Any traveller who has a criminal record and who wants to visit Canada on a Canadian eTA or visa might experience problems because of their past criminal offenses. Their past lives could return to haunt these individuals, at least when it comes to visiting Canada.

In the first place, Canada applies the principle of criminal inadmissibility to people who’ve had a brush with the courts or the law in another country. On top of that, those with a criminal record won’t always be able to leave past convictions behind them as time goes by calling on the principle of ‘rehabilitation’. The latter normally applies when a person with a criminal record is no longer inadmissible because at least 10 years have passed since the end of his or her jail sentence.

Applying for criminal rehabilitation

In Canada, criminal offenses you committed in the past have consequences well beyond the end of any jail sentence you might serve. How severe depends on the number of criminal offenses you have on your criminal record and the type of convictions involved.

Normally, criminal offenses can be dealt with via the criminal rehabilitation process by seeking the approval of the Canadian immigration authorities if you want to visit that country. The issue becomes increasingly complex, however, if you have more than one criminal offense on your record.

Unless these offenses were relatively small, in most cases the Canadian authorities won’t grant such a person what is known as ‘deemed rehabilitation’. In these cases, even though a long enough period might have passed since their jail sentence and the person might see him or herself as fully reformed, they will still have to submit an official application for criminal rehabilitation.

What kind of criminal offenses could lead to inadmissibility?

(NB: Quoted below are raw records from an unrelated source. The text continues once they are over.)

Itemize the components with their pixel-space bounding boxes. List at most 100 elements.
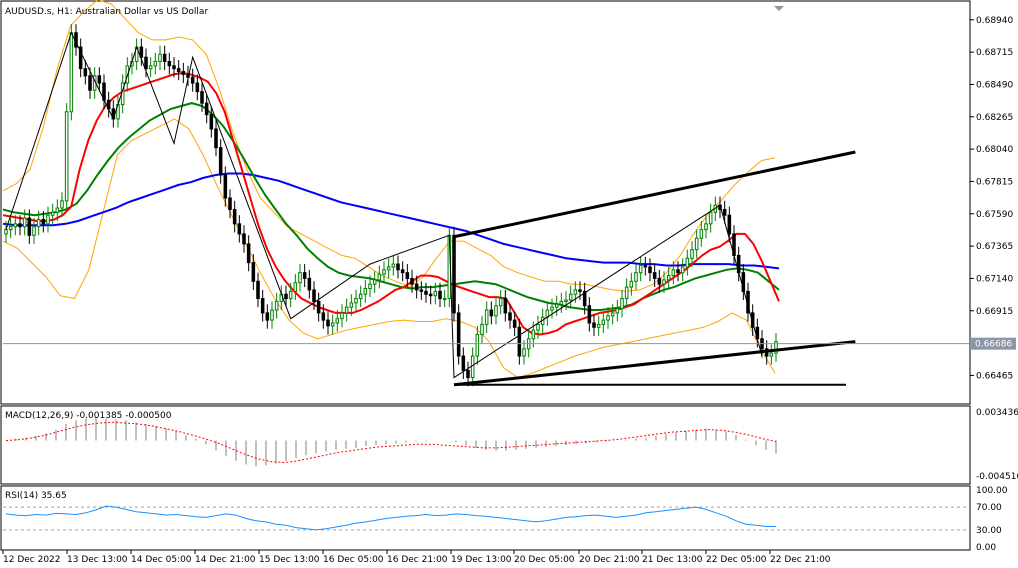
candle-body [288, 290, 293, 300]
trendline [453, 150, 856, 239]
candle-body [638, 265, 643, 274]
candle-body [564, 299, 568, 302]
rsi-line [5, 505, 776, 531]
candle-body [232, 208, 237, 225]
candle-body [358, 293, 363, 300]
price-y-tick-label: 0.67590 [976, 210, 1013, 220]
candle-body [200, 91, 204, 104]
candle-body [690, 249, 694, 259]
candle-body [36, 219, 41, 228]
candle-body [307, 277, 312, 291]
candle-body [396, 263, 400, 271]
zigzag-line [5, 31, 763, 379]
candle-body [88, 75, 92, 91]
candle-body [55, 207, 60, 213]
x-tick-label: 20 Dec 21:00 [579, 555, 640, 565]
macd-y-tick-label: 0.003436 [976, 408, 1018, 418]
candle-body [237, 223, 242, 235]
candle-body [498, 298, 503, 307]
rsi-y-tick-label: 70.00 [976, 503, 1002, 513]
candle-body [148, 65, 153, 70]
candle-body [722, 208, 727, 216]
candle-body [382, 269, 386, 275]
candle-body [410, 277, 414, 285]
mid-ma-line [2, 102, 780, 311]
candle-body [522, 348, 526, 357]
candle-body [335, 318, 340, 324]
candle-body [769, 352, 774, 357]
candle-body [27, 217, 32, 236]
candle-body [512, 319, 517, 328]
candle-body [405, 272, 410, 279]
candle-body [620, 298, 624, 310]
candle-body [4, 229, 8, 235]
candle-body [354, 298, 358, 304]
candle-body [391, 263, 396, 268]
candle-body [22, 217, 27, 228]
scroll-marker-icon[interactable] [774, 6, 784, 11]
candle-body [517, 326, 522, 357]
rsi-panel-frame [0, 485, 971, 551]
x-tick-label: 21 Dec 13:00 [642, 555, 703, 565]
candle-body [78, 46, 83, 70]
x-tick-label: 19 Dec 13:00 [451, 555, 512, 565]
candle-body [573, 289, 578, 295]
rsi-y-tick-label: 100.00 [976, 486, 1008, 496]
candle-body [209, 114, 214, 130]
candle-body [158, 53, 162, 62]
candle-body [214, 128, 218, 149]
candle-body [592, 322, 596, 328]
candle-body [419, 289, 424, 292]
rsi-y-tick-label: 30.00 [976, 526, 1002, 536]
candle-body [596, 323, 601, 328]
candle-body [144, 56, 148, 70]
candle-body [18, 223, 22, 228]
candle-body [699, 229, 704, 239]
candle-body [634, 272, 638, 282]
rsi-y-tick-label: 0.00 [976, 543, 996, 553]
x-tick-label: 15 Dec 13:00 [259, 555, 320, 565]
candle-body [97, 75, 102, 84]
candle-body [349, 302, 354, 308]
candle-body [153, 60, 158, 67]
current-price-label: 0.66686 [975, 340, 1012, 350]
macd-title: MACD(12,26,9) -0.001385 -0.000500 [5, 411, 172, 421]
price-series-layer [2, 0, 969, 387]
candle-body [260, 298, 265, 314]
x-tick-label: 20 Dec 05:00 [514, 555, 575, 565]
x-tick-label: 12 Dec 2022 [3, 555, 61, 565]
upper-band-line [2, 0, 776, 292]
candle-body [344, 306, 349, 314]
candle-body [685, 257, 690, 268]
price-y-tick-label: 0.66915 [976, 307, 1013, 317]
candle-body [316, 300, 321, 314]
candle-body [256, 280, 260, 300]
candle-body [60, 200, 64, 209]
candle-body [167, 60, 172, 67]
x-tick-label: 14 Dec 21:00 [195, 555, 256, 565]
candle-body [461, 355, 466, 371]
candle-body [218, 147, 223, 176]
macd-y-tick-label: -0.004510 [976, 472, 1018, 482]
candle-body [330, 322, 335, 327]
candle-body [69, 32, 74, 113]
candle-body [489, 309, 494, 317]
candle-body [624, 286, 629, 300]
current-price-badge [970, 337, 1016, 350]
candle-body [46, 214, 50, 225]
candle-body [50, 211, 55, 216]
candle-body [657, 277, 662, 285]
candle-body [190, 76, 195, 84]
candle-body [643, 265, 648, 268]
candle-body [554, 303, 559, 308]
candle-body [428, 293, 433, 297]
candle-body [302, 272, 307, 279]
candle-body [536, 323, 540, 331]
candle-body [648, 266, 652, 274]
candle-body [466, 369, 470, 379]
candle-body [172, 65, 176, 70]
candle-body [606, 315, 610, 321]
candle-body [452, 234, 456, 314]
candle-body [424, 290, 428, 295]
price-y-tick-label: 0.68040 [976, 145, 1013, 155]
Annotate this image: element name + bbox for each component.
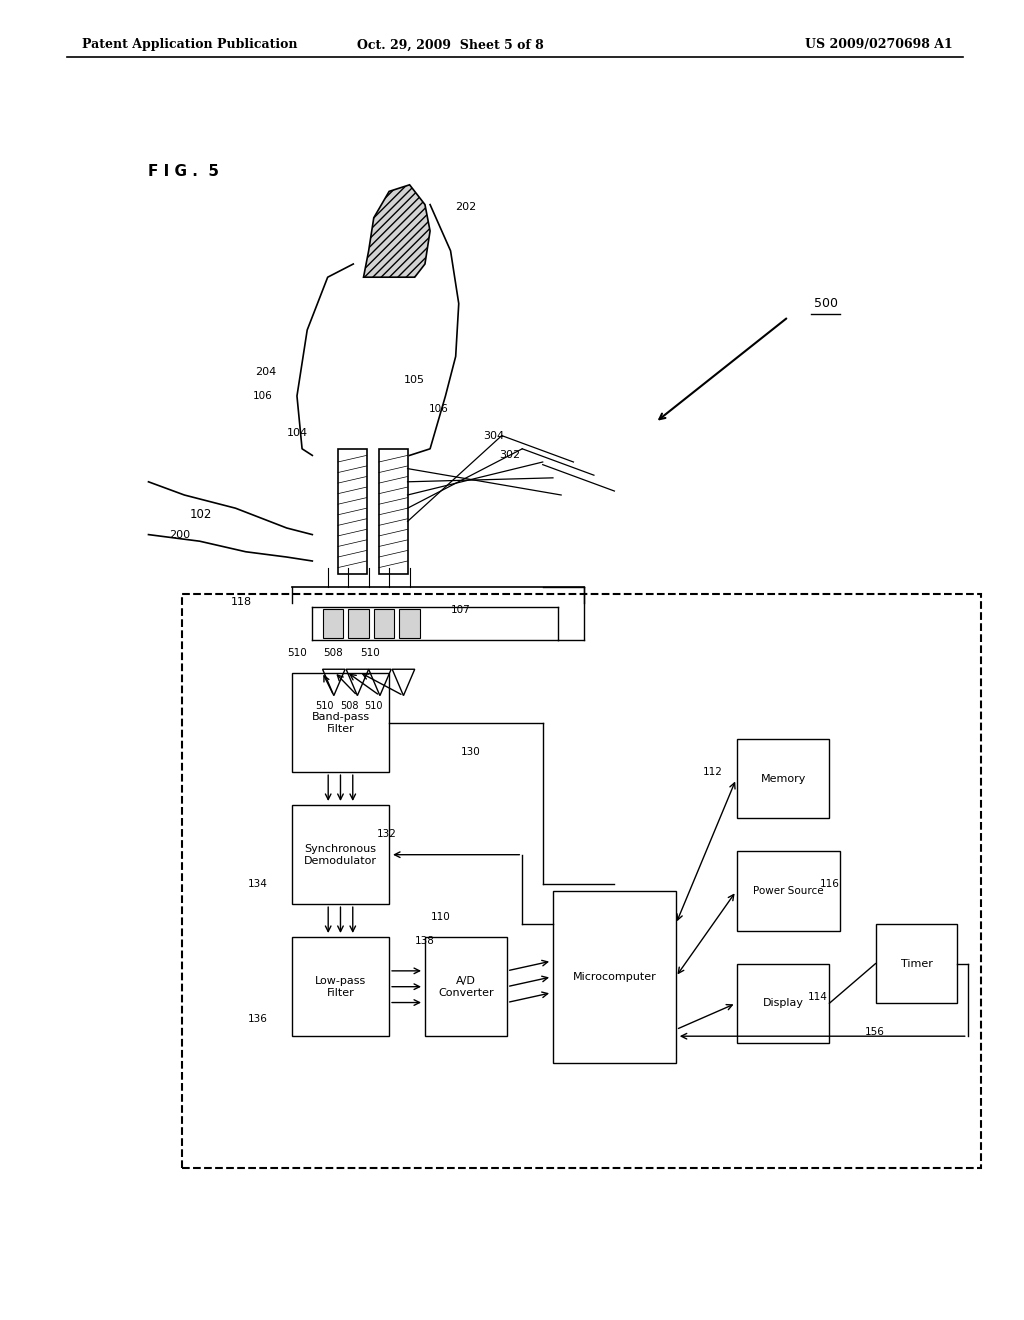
Bar bbox=[399, 609, 420, 638]
Text: US 2009/0270698 A1: US 2009/0270698 A1 bbox=[805, 38, 952, 51]
Text: 130: 130 bbox=[461, 747, 481, 758]
Bar bbox=[338, 449, 367, 574]
Text: 204: 204 bbox=[256, 367, 276, 378]
Text: Synchronous
Demodulator: Synchronous Demodulator bbox=[304, 843, 377, 866]
Text: 114: 114 bbox=[808, 991, 827, 1002]
Bar bbox=[292, 673, 389, 772]
Text: 510: 510 bbox=[365, 701, 383, 711]
Text: Patent Application Publication: Patent Application Publication bbox=[82, 38, 297, 51]
Text: 116: 116 bbox=[820, 879, 840, 890]
Text: 132: 132 bbox=[377, 829, 397, 840]
Text: 106: 106 bbox=[253, 391, 273, 401]
Bar bbox=[292, 805, 389, 904]
Text: Display: Display bbox=[763, 998, 804, 1008]
Text: 200: 200 bbox=[169, 529, 190, 540]
Text: 112: 112 bbox=[703, 767, 723, 777]
Text: Timer: Timer bbox=[900, 958, 933, 969]
Text: A/D
Converter: A/D Converter bbox=[438, 975, 494, 998]
Text: 118: 118 bbox=[230, 597, 252, 607]
Text: F I G .  5: F I G . 5 bbox=[148, 164, 219, 180]
Bar bbox=[553, 891, 676, 1063]
Bar bbox=[876, 924, 957, 1003]
Text: Microcomputer: Microcomputer bbox=[572, 972, 656, 982]
Text: 510: 510 bbox=[360, 648, 380, 659]
Text: 510: 510 bbox=[315, 701, 334, 711]
Text: Low-pass
Filter: Low-pass Filter bbox=[314, 975, 367, 998]
Text: 304: 304 bbox=[483, 430, 504, 441]
Bar bbox=[737, 851, 840, 931]
Text: 104: 104 bbox=[287, 428, 307, 438]
Text: 110: 110 bbox=[430, 912, 451, 923]
Polygon shape bbox=[364, 185, 430, 277]
Text: Power Source: Power Source bbox=[754, 886, 823, 896]
Bar bbox=[379, 449, 408, 574]
Text: 508: 508 bbox=[324, 648, 343, 659]
Text: 302: 302 bbox=[500, 450, 520, 461]
Text: 202: 202 bbox=[456, 202, 476, 213]
Text: 102: 102 bbox=[189, 508, 212, 521]
Text: Band-pass
Filter: Band-pass Filter bbox=[311, 711, 370, 734]
Text: 105: 105 bbox=[404, 375, 425, 385]
Text: 508: 508 bbox=[340, 701, 358, 711]
Bar bbox=[323, 609, 343, 638]
Bar bbox=[292, 937, 389, 1036]
Bar bbox=[425, 937, 507, 1036]
Text: 500: 500 bbox=[814, 297, 838, 310]
Bar bbox=[374, 609, 394, 638]
Text: Oct. 29, 2009  Sheet 5 of 8: Oct. 29, 2009 Sheet 5 of 8 bbox=[357, 38, 544, 51]
Bar bbox=[737, 739, 829, 818]
Bar bbox=[348, 609, 369, 638]
Text: 510: 510 bbox=[288, 648, 307, 659]
Text: 106: 106 bbox=[428, 404, 449, 414]
Text: 134: 134 bbox=[248, 879, 268, 890]
Text: 156: 156 bbox=[865, 1027, 885, 1038]
Bar bbox=[737, 964, 829, 1043]
Text: 138: 138 bbox=[415, 936, 435, 946]
Text: Memory: Memory bbox=[761, 774, 806, 784]
Text: 107: 107 bbox=[451, 605, 471, 615]
Bar bbox=[182, 594, 981, 1168]
Text: 136: 136 bbox=[248, 1014, 268, 1024]
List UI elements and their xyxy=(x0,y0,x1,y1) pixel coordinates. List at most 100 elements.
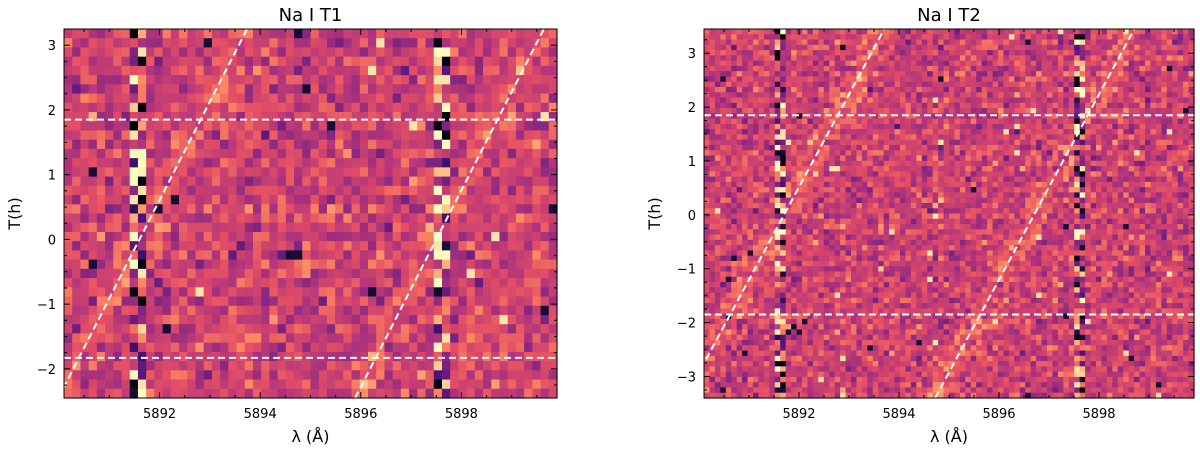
heatmap-cell xyxy=(343,204,353,215)
heatmap-cell xyxy=(80,351,90,362)
heatmap-cell xyxy=(932,155,939,162)
heatmap-cell xyxy=(277,38,287,49)
heatmap-cell xyxy=(976,92,983,99)
heatmap-cell xyxy=(1128,71,1135,78)
heatmap-cell xyxy=(791,65,798,72)
heatmap-cell xyxy=(425,379,435,390)
heatmap-cell xyxy=(211,167,221,178)
heatmap-cell xyxy=(187,342,197,353)
heatmap-cell xyxy=(129,56,139,67)
heatmap-cell xyxy=(943,81,950,88)
heatmap-cell xyxy=(753,113,760,120)
heatmap-cell xyxy=(987,65,994,72)
heatmap-cell xyxy=(392,259,402,270)
heatmap-cell xyxy=(318,361,328,371)
heatmap-cell xyxy=(96,370,106,381)
heatmap-cell xyxy=(285,185,295,196)
heatmap-cell xyxy=(392,176,402,187)
heatmap-cell xyxy=(441,287,451,298)
heatmap-cell xyxy=(392,56,402,67)
heatmap-cell xyxy=(1036,34,1043,41)
heatmap-cell xyxy=(425,259,435,270)
heatmap-cell xyxy=(1112,129,1119,136)
heatmap-cell xyxy=(211,314,221,325)
heatmap-cell xyxy=(981,139,988,146)
heatmap-cell xyxy=(1052,92,1059,99)
heatmap-cell xyxy=(981,65,988,72)
heatmap-cell xyxy=(1123,39,1130,46)
heatmap-cell xyxy=(113,158,123,168)
heatmap-cell xyxy=(894,144,901,151)
heatmap-cell xyxy=(1128,102,1135,109)
heatmap-cell xyxy=(1052,129,1059,136)
heatmap-cell xyxy=(1183,118,1190,125)
heatmap-cell xyxy=(96,195,106,205)
heatmap-cell xyxy=(252,231,262,242)
heatmap-cell xyxy=(1128,108,1135,114)
heatmap-cell xyxy=(96,47,106,58)
heatmap-cell xyxy=(1068,144,1075,151)
heatmap-cell xyxy=(1052,76,1059,83)
heatmap-cell xyxy=(758,39,765,46)
heatmap-cell xyxy=(949,65,956,72)
heatmap-cell xyxy=(774,108,781,114)
heatmap-cell xyxy=(714,97,721,104)
heatmap-cell xyxy=(872,102,879,109)
heatmap-cell xyxy=(318,176,328,187)
heatmap-cell xyxy=(1041,166,1048,172)
heatmap-cell xyxy=(774,97,781,104)
heatmap-cell xyxy=(840,60,847,67)
heatmap-cell xyxy=(910,160,917,167)
heatmap-cell xyxy=(507,185,517,196)
heatmap-cell xyxy=(954,144,961,151)
heatmap-cell xyxy=(981,39,988,46)
heatmap-cell xyxy=(1188,113,1195,120)
heatmap-cell xyxy=(704,39,711,46)
heatmap-cell xyxy=(121,84,131,95)
heatmap-cell xyxy=(1057,123,1064,130)
heatmap-cell xyxy=(450,112,459,122)
heatmap-cell xyxy=(261,167,271,178)
heatmap-cell xyxy=(949,71,956,78)
heatmap-cell xyxy=(343,185,353,196)
heatmap-cell xyxy=(1008,134,1015,141)
heatmap-cell xyxy=(840,129,847,136)
heatmap-cell xyxy=(359,370,369,381)
heatmap-cell xyxy=(179,195,188,205)
heatmap-cell xyxy=(861,81,868,88)
heatmap-cell xyxy=(277,195,287,205)
heatmap-cell xyxy=(105,213,114,224)
heatmap-cell xyxy=(872,97,879,104)
heatmap-cell xyxy=(1036,118,1043,125)
heatmap-cell xyxy=(845,65,852,72)
heatmap-cell xyxy=(704,129,711,136)
heatmap-cell xyxy=(244,195,254,205)
heatmap-cell xyxy=(154,29,164,39)
heatmap-cell xyxy=(269,268,279,279)
heatmap-cell xyxy=(326,112,336,122)
heatmap-cell xyxy=(244,241,254,251)
heatmap-cell xyxy=(883,29,890,35)
heatmap-cell xyxy=(113,148,123,159)
heatmap-cell xyxy=(351,342,361,353)
heatmap-cell xyxy=(1101,123,1108,130)
heatmap-cell xyxy=(294,342,303,353)
heatmap-cell xyxy=(252,379,262,390)
heatmap-cell xyxy=(113,296,123,307)
heatmap-cell xyxy=(203,241,213,251)
heatmap-cell xyxy=(867,34,874,41)
heatmap-cell xyxy=(1008,113,1015,120)
heatmap-cell xyxy=(376,102,386,113)
heatmap-cell xyxy=(220,324,229,335)
heatmap-cell xyxy=(228,314,238,325)
heatmap-cell xyxy=(72,47,82,58)
heatmap-cell xyxy=(845,76,852,83)
heatmap-cell xyxy=(758,123,765,130)
heatmap-cell xyxy=(753,118,760,125)
heatmap-cell xyxy=(704,123,711,130)
heatmap-cell xyxy=(916,44,923,51)
heatmap-cell xyxy=(417,38,427,49)
heatmap-cell xyxy=(1003,123,1010,130)
heatmap-cell xyxy=(959,44,966,51)
heatmap-cell xyxy=(252,213,262,224)
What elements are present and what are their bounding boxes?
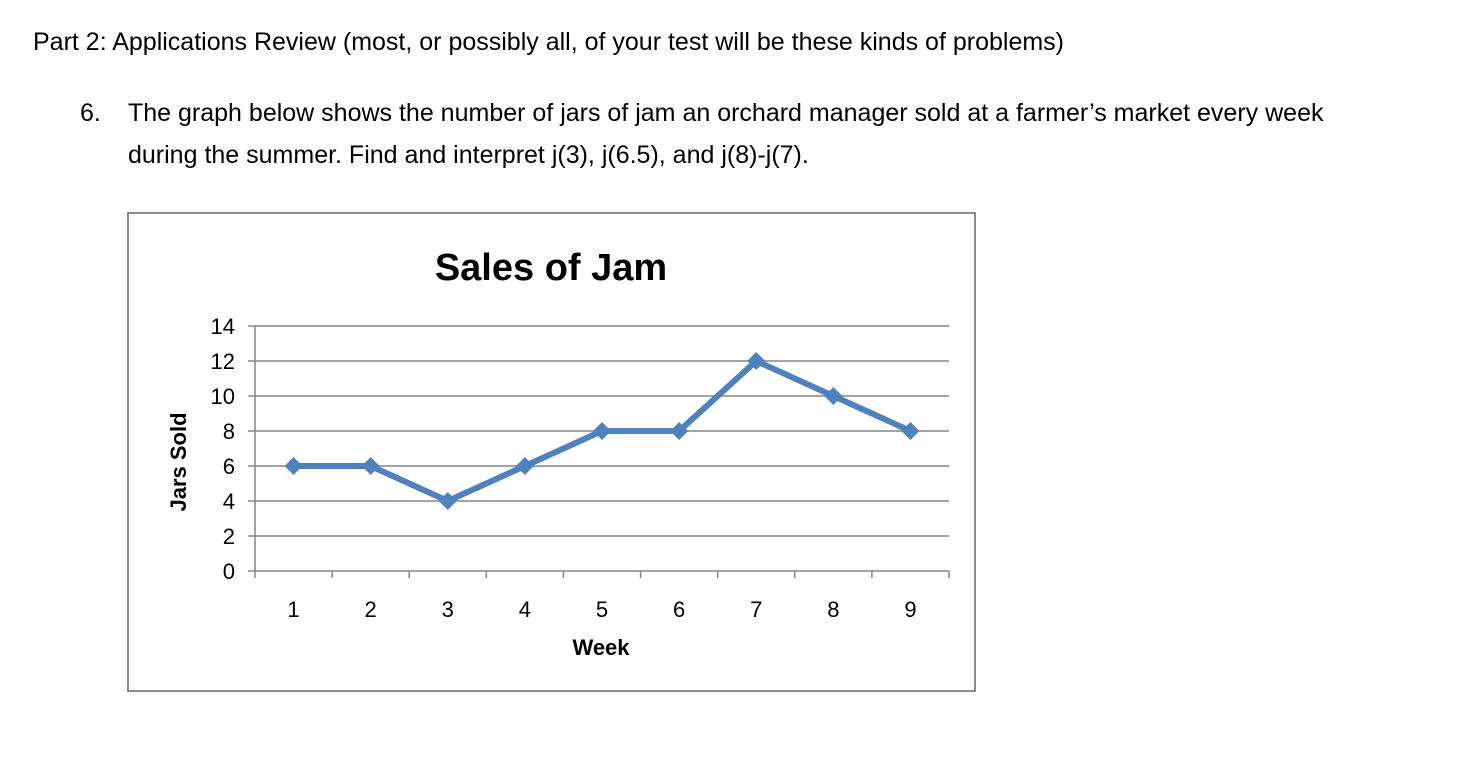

Canada can refuse anyone admission for criminal offenses that would be regarded as serious by Canadian courts if they had been committed in that country, i.e. they would have led to jail sentences of more than 10 years. In these cases, the type of crime and how the courts in your own country have judged it are not regarded as important. All that matters is whether a Canadian judge would have sent you to jail for 10 years or longer. Then Canada regards as a serious crime.

The following crimes are all regarded as serious by Canadian authorities: theft, assault, the use of weapons, bodily harm, and dealing in narcotics. For these crimes, your criminal inadmissibility can never be resolved with deemed rehabilitation. If you want to visit Canada, or pass through that country’s immigration system, your only option is to submit an official application for criminal rehabilitation.

What discretionary powers do Canadian immigration officials have regarding this?

In certain circumstances, when somebody has a criminal record because he or she committed even a single non-serious crime, they could still be prevented from visiting Canada. This could happen even if the necessary time for deemed rehabilitation has elapsed.

Canadian immigration officials are allowed to use their discretion during the screening process. This could lead to people being refused entry, the right to a Canadian eTA or a visa, or permanent residency even though technically they are not inadmissible any longer.

In certain cases, a Canadian immigration official might, for example, regard somebody as a risk to Canadian national security even though he or she meets all the criteria for deemed rehabilitation. Such a person will then be denied entry.

The unfortunate reality is that even if an official makes a mistake when denying someone entry, he or she would still be considered as being within their legal rights. They might, for example, make an incorrect decision based on an erroneous perception that someone poses a security threat. Another possibility is that the official could be uncertain about exactly what deemed rehabilitation is and how it should be applied in particular circumstances. In both cases the official would be regarded as acting within his or her rights when denying someone entry, thus leaving no opportunity for that individual to object on legal grounds.

Would it help to bring letters of legal opinion with me?

In the type of situations mentioned above, it might help to present a letter from an immigration lawyer with a legal opinion when applying to enter Canada. It has to clearly explain the concept of ‘deemed rehabilitation’ and even more importantly, how it should be applied to the person in question. It’s not very likely that an immigration official will reject a letter from a Canadian immigration lawyer that explains why you qualify to be allowed entry into Canada.

The issue of whether you have a criminal record or not also comes up when you apply for a Canadian visa or eTA. The application form contains a question as to whether you have ever committed a crime in any country, and whether you have been arrested for that crime, charged with it, or convicted of it. You have to give as much information as possible.

This applies to any conviction, wherever or whenever it occurred. When the application is received by the Canadian Embassy, the eTA will be processed and they will then decide whether or not you can be regarded as ‘rehabilitated’. If the answer is positive, they will issue an eTA in your name.


If somebody has a criminal record that lists an offense or offenses that occurred very long ago, there is still no guarantee that Canadian authorities will allow them into the country. Even in cases where the individual qualifies for deemed rehabilitation, Canadian immigration officers have the last say and they will decide whether he or she is permitted to enter Canada or not.